Una exposición recorre «Las arquitecturas del Festival», los espacios del FIS desde su creación
El Festival Internacional de Santander (FIS) y el Colegio Oficial de Arquitectos de Cantabria (COACan) han inauguradola exposición «Las arquitecturas del Festival», que a partir 14 de julio y hasta el 4 de septiembre -de martes a viernes, de 16 a 21 horas-, podrá visitarse en el Centro de Arquitectura Ricardo Lorenzo de Santander.
Organizada entre ambas instituciones y comisariada por Lucía Arrarte y Jorge Villamor, del COACan, y la responsable de relaciones públicas y externas del FIS, Marina Bolado, la exposición plantea un recorrido en la distancia por los diferentes espacios en los que el Festival ha desarrollado su programación a lo largo de estas 75 ediciones. Desde el germen en la Universidad Internacional Menéndez Pelayo (UIMP) hasta el actual Palacio de Festivales de Cantabria, con toda una sección dedicada a los festivales celebrados en la Plaza Porticada, la «plaza mayor de la música en España» y su asombrosa dualidad diaria, de la rutina habitual de las mañanas a su transformación cada noche en un teatro efímero.

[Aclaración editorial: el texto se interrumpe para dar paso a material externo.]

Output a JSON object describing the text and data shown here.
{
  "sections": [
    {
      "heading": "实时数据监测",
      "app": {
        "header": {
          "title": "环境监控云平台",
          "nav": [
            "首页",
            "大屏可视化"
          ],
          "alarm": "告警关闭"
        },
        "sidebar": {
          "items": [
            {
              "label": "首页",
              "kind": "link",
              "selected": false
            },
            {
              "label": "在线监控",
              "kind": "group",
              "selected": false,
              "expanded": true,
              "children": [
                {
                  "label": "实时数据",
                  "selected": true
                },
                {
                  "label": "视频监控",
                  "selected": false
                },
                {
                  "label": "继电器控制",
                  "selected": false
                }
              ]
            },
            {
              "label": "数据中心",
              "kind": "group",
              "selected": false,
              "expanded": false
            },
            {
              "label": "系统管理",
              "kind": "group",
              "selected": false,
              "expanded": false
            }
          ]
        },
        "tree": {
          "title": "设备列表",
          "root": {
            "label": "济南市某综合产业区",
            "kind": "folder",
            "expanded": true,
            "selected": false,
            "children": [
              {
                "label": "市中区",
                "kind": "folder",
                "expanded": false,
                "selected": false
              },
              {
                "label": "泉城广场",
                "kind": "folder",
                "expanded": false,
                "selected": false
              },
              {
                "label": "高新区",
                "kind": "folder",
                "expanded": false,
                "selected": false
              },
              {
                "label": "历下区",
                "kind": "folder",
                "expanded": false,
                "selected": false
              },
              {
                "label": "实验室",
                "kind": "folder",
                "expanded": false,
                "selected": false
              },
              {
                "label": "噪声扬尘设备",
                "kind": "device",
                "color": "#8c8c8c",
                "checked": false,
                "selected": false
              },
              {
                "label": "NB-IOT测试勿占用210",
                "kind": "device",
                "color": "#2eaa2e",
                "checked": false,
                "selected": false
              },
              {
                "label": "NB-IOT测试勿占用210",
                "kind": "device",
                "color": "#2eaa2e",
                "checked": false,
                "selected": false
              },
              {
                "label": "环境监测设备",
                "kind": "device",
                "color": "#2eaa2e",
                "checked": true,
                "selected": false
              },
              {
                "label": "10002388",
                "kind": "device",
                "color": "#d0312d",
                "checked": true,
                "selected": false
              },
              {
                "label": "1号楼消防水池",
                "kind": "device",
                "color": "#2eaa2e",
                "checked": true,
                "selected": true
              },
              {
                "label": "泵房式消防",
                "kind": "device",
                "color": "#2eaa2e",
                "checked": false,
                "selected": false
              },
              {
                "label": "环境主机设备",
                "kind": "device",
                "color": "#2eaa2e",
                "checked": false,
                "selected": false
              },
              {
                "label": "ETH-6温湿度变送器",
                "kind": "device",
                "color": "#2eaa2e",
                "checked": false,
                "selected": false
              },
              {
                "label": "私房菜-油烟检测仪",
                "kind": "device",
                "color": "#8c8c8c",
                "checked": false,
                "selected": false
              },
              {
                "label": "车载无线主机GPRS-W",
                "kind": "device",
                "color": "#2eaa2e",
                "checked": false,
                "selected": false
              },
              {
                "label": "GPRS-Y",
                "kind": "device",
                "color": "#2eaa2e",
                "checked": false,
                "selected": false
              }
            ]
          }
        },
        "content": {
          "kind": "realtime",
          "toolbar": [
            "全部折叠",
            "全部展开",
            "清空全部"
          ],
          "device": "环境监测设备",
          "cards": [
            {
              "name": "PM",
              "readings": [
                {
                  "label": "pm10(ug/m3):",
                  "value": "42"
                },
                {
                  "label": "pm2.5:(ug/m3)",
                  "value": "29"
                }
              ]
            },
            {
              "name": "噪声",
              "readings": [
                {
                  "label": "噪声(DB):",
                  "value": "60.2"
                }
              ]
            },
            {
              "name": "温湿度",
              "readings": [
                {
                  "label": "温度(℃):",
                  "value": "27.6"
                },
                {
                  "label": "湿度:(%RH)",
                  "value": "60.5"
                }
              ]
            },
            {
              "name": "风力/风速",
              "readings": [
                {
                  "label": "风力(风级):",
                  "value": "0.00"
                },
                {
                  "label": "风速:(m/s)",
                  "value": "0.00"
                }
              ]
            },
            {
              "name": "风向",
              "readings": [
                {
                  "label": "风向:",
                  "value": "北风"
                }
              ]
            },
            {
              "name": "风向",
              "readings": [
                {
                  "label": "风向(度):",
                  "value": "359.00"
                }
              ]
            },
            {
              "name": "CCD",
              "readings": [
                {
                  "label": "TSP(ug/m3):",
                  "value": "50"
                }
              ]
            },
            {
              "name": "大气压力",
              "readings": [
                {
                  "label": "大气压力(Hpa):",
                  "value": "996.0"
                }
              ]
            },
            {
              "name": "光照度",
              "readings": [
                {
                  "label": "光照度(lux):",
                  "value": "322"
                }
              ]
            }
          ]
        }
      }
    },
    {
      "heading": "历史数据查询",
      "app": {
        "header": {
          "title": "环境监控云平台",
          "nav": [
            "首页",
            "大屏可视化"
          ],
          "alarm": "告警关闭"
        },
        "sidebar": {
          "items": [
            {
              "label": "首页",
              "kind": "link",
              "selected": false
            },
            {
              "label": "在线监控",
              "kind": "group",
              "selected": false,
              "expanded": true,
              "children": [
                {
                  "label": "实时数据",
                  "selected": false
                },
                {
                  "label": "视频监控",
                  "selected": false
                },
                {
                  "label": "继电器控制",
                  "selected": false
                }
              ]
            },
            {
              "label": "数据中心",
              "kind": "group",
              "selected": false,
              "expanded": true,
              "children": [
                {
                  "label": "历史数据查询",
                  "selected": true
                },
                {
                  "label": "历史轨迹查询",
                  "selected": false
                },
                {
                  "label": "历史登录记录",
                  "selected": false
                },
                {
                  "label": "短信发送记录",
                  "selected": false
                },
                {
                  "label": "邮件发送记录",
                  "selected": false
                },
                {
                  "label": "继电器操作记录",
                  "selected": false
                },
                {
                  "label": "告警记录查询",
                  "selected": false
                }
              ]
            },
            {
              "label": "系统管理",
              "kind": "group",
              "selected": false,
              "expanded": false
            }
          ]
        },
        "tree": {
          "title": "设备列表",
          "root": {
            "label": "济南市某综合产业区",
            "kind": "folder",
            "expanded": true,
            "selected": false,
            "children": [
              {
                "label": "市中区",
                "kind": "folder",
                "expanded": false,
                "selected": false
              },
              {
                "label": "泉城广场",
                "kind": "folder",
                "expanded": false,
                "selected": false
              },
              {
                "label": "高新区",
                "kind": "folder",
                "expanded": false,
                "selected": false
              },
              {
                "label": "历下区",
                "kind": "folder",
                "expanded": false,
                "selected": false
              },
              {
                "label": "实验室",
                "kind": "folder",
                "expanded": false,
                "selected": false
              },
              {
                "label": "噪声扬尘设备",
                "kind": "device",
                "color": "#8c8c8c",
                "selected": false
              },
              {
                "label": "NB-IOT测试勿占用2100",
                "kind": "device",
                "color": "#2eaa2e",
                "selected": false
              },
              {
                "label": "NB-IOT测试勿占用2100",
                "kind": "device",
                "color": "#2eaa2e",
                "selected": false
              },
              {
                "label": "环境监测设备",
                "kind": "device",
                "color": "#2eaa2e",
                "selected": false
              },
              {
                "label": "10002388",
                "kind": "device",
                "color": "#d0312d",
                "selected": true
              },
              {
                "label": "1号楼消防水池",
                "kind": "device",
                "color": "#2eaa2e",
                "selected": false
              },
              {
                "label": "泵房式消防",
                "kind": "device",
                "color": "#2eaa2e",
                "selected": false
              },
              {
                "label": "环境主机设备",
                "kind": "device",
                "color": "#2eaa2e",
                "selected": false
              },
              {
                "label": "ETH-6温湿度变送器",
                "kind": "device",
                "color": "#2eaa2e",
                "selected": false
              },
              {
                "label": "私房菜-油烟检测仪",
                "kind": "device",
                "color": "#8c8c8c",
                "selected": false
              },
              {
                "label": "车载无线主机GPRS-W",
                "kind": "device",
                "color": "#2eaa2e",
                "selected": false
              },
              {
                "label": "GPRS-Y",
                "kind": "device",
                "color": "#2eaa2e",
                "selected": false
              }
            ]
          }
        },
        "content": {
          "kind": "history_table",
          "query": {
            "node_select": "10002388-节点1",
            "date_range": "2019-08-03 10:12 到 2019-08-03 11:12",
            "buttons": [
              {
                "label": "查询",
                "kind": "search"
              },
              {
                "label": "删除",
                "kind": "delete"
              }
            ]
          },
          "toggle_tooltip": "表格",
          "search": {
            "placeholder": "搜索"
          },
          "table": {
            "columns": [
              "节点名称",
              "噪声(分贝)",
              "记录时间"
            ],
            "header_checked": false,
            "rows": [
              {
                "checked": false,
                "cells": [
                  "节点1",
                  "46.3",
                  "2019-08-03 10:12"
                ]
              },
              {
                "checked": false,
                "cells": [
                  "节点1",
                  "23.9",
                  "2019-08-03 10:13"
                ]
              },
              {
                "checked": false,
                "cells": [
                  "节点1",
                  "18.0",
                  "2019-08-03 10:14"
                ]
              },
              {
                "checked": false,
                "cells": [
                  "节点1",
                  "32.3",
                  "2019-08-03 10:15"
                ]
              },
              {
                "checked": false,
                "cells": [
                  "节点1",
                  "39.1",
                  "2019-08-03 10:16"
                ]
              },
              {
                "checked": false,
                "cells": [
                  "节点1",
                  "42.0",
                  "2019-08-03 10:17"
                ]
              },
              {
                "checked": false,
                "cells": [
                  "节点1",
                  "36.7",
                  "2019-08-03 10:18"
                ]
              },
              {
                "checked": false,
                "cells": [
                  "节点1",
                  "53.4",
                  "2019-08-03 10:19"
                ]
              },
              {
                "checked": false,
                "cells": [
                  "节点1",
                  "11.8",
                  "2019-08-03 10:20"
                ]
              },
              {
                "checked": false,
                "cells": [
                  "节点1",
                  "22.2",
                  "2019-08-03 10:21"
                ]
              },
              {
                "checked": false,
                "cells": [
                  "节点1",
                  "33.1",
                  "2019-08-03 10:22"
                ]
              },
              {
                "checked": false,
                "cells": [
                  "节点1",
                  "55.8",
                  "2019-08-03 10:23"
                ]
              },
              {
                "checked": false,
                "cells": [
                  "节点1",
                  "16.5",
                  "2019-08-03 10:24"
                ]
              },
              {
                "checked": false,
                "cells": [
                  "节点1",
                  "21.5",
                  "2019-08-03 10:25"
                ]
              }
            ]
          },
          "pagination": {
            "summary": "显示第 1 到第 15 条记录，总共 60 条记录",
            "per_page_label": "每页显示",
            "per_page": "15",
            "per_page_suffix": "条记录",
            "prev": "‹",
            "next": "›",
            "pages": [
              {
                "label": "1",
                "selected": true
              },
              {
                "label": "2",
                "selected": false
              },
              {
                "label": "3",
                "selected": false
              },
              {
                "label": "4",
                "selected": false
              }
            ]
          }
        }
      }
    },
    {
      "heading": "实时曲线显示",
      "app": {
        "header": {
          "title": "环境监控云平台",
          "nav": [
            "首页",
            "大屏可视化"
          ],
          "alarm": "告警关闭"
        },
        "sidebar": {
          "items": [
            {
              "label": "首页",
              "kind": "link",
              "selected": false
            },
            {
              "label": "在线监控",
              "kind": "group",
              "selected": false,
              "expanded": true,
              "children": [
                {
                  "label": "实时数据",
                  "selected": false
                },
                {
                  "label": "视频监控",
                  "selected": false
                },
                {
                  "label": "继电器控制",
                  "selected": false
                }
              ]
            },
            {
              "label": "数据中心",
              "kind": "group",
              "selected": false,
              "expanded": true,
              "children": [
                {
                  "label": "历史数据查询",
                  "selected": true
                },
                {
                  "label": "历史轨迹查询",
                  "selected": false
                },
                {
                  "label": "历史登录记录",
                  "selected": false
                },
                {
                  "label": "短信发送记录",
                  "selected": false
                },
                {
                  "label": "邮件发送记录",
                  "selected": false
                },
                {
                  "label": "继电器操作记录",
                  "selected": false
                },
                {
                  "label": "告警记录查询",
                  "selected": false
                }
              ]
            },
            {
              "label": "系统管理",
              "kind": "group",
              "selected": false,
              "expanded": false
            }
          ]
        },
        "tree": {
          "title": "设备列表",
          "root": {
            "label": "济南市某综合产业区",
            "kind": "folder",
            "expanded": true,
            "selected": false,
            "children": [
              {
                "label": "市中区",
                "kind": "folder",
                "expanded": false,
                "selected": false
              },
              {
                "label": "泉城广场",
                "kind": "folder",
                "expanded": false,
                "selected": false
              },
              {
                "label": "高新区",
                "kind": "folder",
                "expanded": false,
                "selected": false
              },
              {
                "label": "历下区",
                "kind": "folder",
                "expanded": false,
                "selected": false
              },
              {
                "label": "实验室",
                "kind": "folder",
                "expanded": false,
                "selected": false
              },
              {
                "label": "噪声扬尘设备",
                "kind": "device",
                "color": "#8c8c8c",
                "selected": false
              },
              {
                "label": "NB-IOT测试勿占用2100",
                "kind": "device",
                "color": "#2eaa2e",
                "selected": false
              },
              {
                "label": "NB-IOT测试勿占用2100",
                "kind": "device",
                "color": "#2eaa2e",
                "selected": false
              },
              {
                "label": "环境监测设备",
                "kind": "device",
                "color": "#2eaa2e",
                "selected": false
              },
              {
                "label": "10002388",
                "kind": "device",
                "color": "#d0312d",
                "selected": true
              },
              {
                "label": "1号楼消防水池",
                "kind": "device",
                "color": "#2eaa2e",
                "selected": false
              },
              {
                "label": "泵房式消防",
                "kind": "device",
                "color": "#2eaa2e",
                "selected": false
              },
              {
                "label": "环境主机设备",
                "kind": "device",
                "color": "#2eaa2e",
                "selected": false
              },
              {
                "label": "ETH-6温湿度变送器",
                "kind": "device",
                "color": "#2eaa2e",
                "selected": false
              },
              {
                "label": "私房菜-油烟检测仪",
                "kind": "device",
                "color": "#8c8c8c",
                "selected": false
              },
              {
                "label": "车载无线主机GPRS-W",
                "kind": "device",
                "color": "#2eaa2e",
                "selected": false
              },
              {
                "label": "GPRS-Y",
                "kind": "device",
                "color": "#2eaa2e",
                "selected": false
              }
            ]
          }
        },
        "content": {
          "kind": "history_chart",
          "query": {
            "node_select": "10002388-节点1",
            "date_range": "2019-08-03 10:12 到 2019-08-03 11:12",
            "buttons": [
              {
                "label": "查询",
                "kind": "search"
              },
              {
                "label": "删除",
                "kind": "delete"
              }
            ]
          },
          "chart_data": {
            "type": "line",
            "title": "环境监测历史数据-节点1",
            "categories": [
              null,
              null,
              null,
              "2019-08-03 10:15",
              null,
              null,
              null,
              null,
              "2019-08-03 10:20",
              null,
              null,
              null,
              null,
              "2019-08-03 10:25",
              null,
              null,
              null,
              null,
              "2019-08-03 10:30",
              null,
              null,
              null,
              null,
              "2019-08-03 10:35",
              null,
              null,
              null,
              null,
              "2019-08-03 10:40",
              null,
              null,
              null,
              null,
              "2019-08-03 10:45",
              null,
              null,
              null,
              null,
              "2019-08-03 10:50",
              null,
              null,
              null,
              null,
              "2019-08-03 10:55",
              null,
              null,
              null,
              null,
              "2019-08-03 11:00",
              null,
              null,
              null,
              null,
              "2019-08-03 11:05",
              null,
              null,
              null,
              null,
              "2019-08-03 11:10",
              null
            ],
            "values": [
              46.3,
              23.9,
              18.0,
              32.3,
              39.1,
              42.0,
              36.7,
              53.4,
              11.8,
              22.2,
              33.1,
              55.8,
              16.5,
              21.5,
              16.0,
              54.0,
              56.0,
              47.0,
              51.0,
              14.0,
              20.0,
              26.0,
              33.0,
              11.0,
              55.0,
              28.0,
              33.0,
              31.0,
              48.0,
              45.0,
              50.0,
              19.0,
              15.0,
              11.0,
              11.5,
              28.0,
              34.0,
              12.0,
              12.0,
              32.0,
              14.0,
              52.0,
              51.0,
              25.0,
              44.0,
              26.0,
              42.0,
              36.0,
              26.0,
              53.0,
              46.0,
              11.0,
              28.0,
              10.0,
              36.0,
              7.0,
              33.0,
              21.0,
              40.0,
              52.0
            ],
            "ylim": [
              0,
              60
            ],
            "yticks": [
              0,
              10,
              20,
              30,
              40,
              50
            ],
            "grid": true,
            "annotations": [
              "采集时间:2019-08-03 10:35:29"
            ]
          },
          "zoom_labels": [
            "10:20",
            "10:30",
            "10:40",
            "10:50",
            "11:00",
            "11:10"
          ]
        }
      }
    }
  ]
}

Entremedias, la muestra descubre cómo iglesias, teatros y palacios de diferentes localidades, jardines, claustros, plazas y cuevas -Covalanas, El Soplao y la cueva del Valle- y el propio FIS se han ido adaptando, mutuamente, para albergar óperas, grandes conciertos sinfónicos o pequeños recitales, de forma que la música y el espacio que la acoge dialoguen sin ser un mero contenedor. La exposición trata también lo que pudo haber sido y no fue, a través de la «no arquitectura» del Festival, como los diferentes proyectos presentados para la construcción del actual Palacio.
Junto al homenaje al toldo de la Porticada conservado desde el 50 aniversario, fotografías, planos, mobiliario y otros elementos, la exposición hace también un importante esfuerzo de reutilización de materiales como el cartón, a través de la economía circular. Una muestra más del empeño del FIS para ser un Festival más «verde», con la reducción de la huella de carbono como una línea estratégica en todas sus actuaciones.
Dentro de las diferentes secciones de la muestra, destaca también la dedicada a la arquitectura religiosa, esencial en el viaje por el patrimonio cántabro que representa la sección Marcos Históricos, que en esta edición visita diecinueve municipios. La exposición no solo resalta el valor estético y la acústica que los espacios monásticos aportan a la interpretación musical -al programarse en ellas obras de su misma época-, sino que analiza cómo la arquitectura y sus derivadas espaciales (formas, reverberación, altura de los techos y bóvedas) afecta tanto al resultado musical como a la experiencia de público y artistas, contribuyendo a una suerte de viaje en el tiempo.